MONTREAL, May 26, 2014 /CNW/ - Quebec is suffering from a combination of budgetary deficits and an aging population, but it can still preserve the province's underlying social contract if it introduces tightly focused reforms. That's the conclusion of the Institut du Québec's first report, Demographic Time Bomb and Public Finances: Toward a Sustainable Social Contract.
"Quebec can reach and maintain a balanced budget," says IdQ president Raymond Bachand. "This can be achieved if, in the short term, the government eliminates its budget deficit, and, in the medium and long terms, adopts reforms aimed at limiting growth in health spending. The good news is that we can ensure the sustainability of Quebec's social contract, which is unique in North America, by focusing our efforts on these measures and applying strict discipline."
According to Robert Gagné, the Institute's research director, "We anticipate average annual economic growth in Quebec of 1.6 per cent over the next 20 years, compared with 2.1 per cent over the past 20. Given the slower growth and the fact that Quebec already has the highest taxes and most progressive tax system in Canada, the government will have to cut spending growth."
In the study published today, IdQ suggests three things Quebec can do to achieve a sustainable balanced budget:
- In the short term, the government should eliminate its current $3-billion deficit. How and when to do so is up to the government to decide. But given that Quebec offers its citizens $11 billion more in services than the Canadian average, it has the room to cut spending while still maintaining a higher level of service than other provinces.
- In the longer term, the government should limit growth in health care spending. The Conference Board of Canada calculates that health care spending in Quebec has risen at an average annual pace of 5.2 per cent over the past 10 years. Quebec can improve its budget prospects substantially by lowering that growth rate 1 percentage point to 4.2 per cent.
- Once its short-term targets are achieved, the government should impose a cap on public programs. A cap that allows spending to rise only enough to offset inflation and demographic changes would keep services at constant levels. Any expansion of existing services or the creation of additional ones should be funded either through corresponding spending cuts elsewhere or new fees to cover the additional costs.
Based on its latest analysis of Quebec's public finances and historical trends, as well as on its own forecast models, the IdQ projects that if Quebec maintains the status quo, the growth in its structural deficit and resulting indebtedness will become unsustainable by 2035. The situation is caused mainly by the "two for one" effect of an aging population—over the long term, economic growth and government revenues fall, whereas health care spending rises sharply.
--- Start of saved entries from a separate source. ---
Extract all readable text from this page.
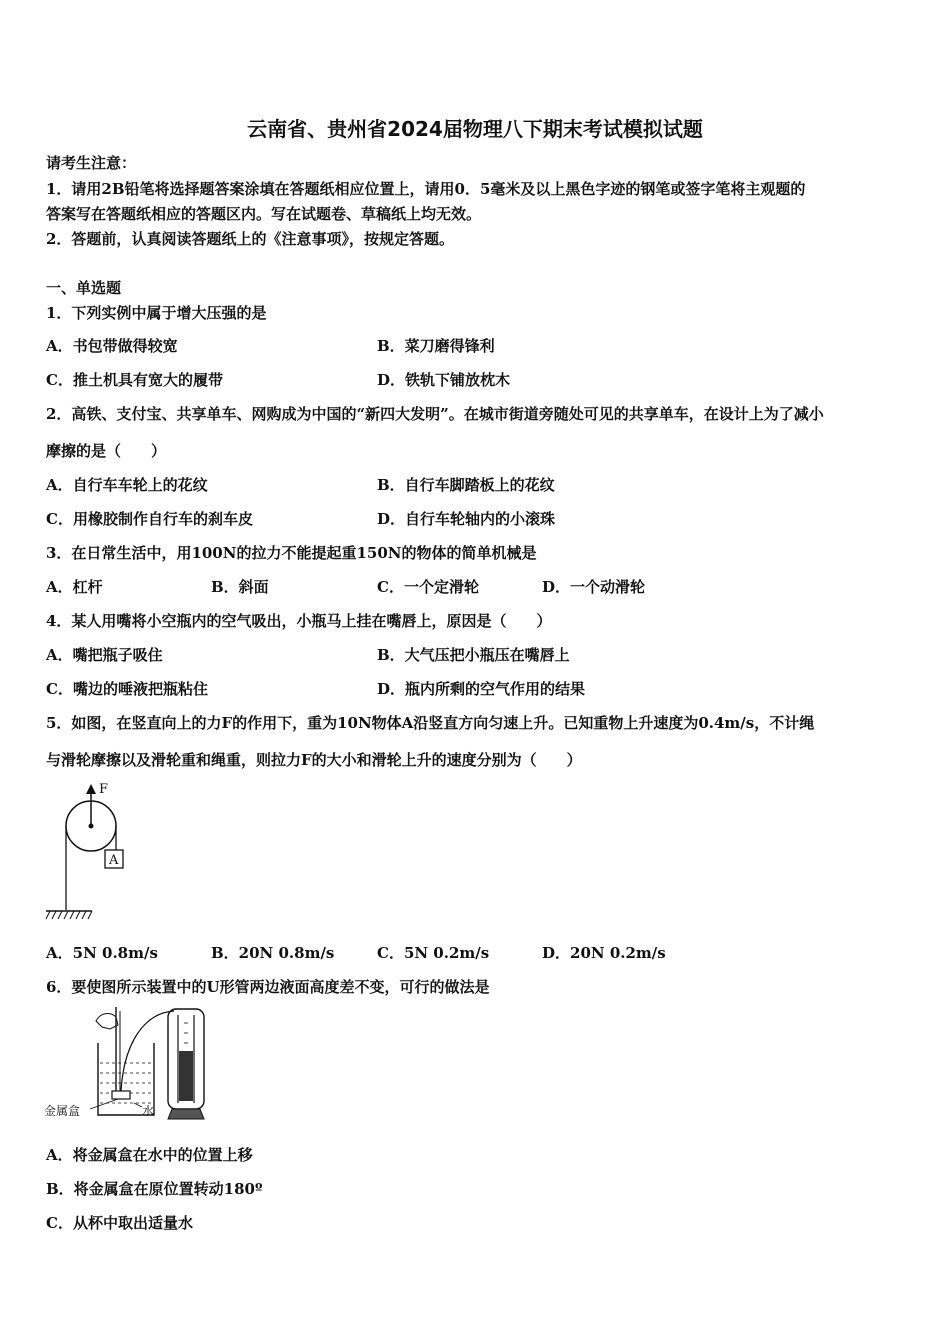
云南省、贵州省2024届物理八下期末考试模拟试题
请考生注意：
1．请用2B铅笔将选择题答案涂填在答题纸相应位置上，请用0．5毫米及以上黑色字迹的钢笔或签字笔将主观题的
答案写在答题纸相应的答题区内。写在试题卷、草稿纸上均无效。
2．答题前，认真阅读答题纸上的《注意事项》，按规定答题。
一、单选题
1．下列实例中属于增大压强的是
A．书包带做得较宽	B．菜刀磨得锋利
C．推土机具有宽大的履带	D．铁轨下铺放枕木
2．高铁、支付宝、共享单车、网购成为中国的“新四大发明”。在城市街道旁随处可见的共享单车，在设计上为了减小
摩擦的是（　　）
A．自行车车轮上的花纹	B．自行车脚踏板上的花纹
C．用橡胶制作自行车的刹车皮	D．自行车轮轴内的小滚珠
3．在日常生活中，用100N的拉力不能提起重150N的物体的简单机械是
A．杠杆	B．斜面	C．一个定滑轮	D．一个动滑轮
4．某人用嘴将小空瓶内的空气吸出，小瓶马上挂在嘴唇上，原因是（　　）
A．嘴把瓶子吸住	B．大气压把小瓶压在嘴唇上
C．嘴边的唾液把瓶粘住	D．瓶内所剩的空气作用的结果
5．如图，在竖直向上的力F的作用下，重为10N物体A沿竖直方向匀速上升。已知重物上升速度为0.4m/s，不计绳
与滑轮摩擦以及滑轮重和绳重，则拉力F的大小和滑轮上升的速度分别为（　　）
F
A
A．5N 0.8m/s	B．20N 0.8m/s	C．5N 0.2m/s	D．20N 0.2m/s
6．要使图所示装置中的U形管两边液面高度差不变，可行的做法是
金属盒	水
A．将金属盒在水中的位置上移
B．将金属盒在原位置转动180º
C．从杯中取出适量水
"Like many other Western societies," Mr. Bachand says, "Quebec is entering a phase in its history where an aging population and more modest economic growth will be the norm, and it will have to adapt accordingly."
"The time has come," says IdQ director Mia Homsy, "to apply sustainability standards to the management of public finances and make sure Quebec is able to control its destiny for a long time to come. Fortunately, the right solutions are available, and IdQ intends to develop them."
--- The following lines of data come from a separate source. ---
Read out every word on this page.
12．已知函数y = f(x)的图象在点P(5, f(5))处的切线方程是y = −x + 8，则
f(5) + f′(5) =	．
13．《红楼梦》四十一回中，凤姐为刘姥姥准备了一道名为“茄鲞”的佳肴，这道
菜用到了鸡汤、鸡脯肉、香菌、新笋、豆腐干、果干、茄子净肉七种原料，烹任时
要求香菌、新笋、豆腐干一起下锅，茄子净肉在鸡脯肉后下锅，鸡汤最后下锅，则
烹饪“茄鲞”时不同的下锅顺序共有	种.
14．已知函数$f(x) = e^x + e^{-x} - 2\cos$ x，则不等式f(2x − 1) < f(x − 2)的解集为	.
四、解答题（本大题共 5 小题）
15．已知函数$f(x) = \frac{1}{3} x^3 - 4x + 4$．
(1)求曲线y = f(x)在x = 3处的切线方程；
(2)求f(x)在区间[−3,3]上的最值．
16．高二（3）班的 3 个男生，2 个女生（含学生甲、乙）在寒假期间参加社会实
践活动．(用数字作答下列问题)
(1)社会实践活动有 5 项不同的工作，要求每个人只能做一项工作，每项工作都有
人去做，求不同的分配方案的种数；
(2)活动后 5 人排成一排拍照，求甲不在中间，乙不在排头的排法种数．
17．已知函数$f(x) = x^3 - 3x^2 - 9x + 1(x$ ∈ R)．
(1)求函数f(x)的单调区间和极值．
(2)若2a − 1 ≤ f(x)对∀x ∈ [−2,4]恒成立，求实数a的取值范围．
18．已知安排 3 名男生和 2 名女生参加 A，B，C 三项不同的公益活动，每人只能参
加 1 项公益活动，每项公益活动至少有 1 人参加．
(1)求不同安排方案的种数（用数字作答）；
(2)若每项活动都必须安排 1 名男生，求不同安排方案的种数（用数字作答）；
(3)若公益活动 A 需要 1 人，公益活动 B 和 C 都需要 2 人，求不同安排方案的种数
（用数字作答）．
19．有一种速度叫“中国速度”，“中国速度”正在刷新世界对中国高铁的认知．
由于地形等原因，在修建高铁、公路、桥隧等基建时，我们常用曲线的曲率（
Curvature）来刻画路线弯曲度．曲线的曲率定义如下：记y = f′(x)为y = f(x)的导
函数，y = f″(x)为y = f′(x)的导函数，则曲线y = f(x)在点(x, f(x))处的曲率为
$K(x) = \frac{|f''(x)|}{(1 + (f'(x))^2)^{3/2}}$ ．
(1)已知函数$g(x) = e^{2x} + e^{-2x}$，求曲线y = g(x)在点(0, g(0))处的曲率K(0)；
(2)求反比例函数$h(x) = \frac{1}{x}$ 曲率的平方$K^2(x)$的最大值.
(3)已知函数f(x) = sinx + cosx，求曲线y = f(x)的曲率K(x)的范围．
The full version of the report is available at the Institut du Québec website: www.institutduquebec.ca.
About the Institut du Québec
The Institut du Québec, a joint venture between The Conference Board of Canada and HEC Montréal, conducts research and studies on the socioeconomic issues facing Quebec. Its purpose is to provide government and the private sector with the necessary tools to make informed decisions and thus build a more dynamic, competitive, and prosperous society.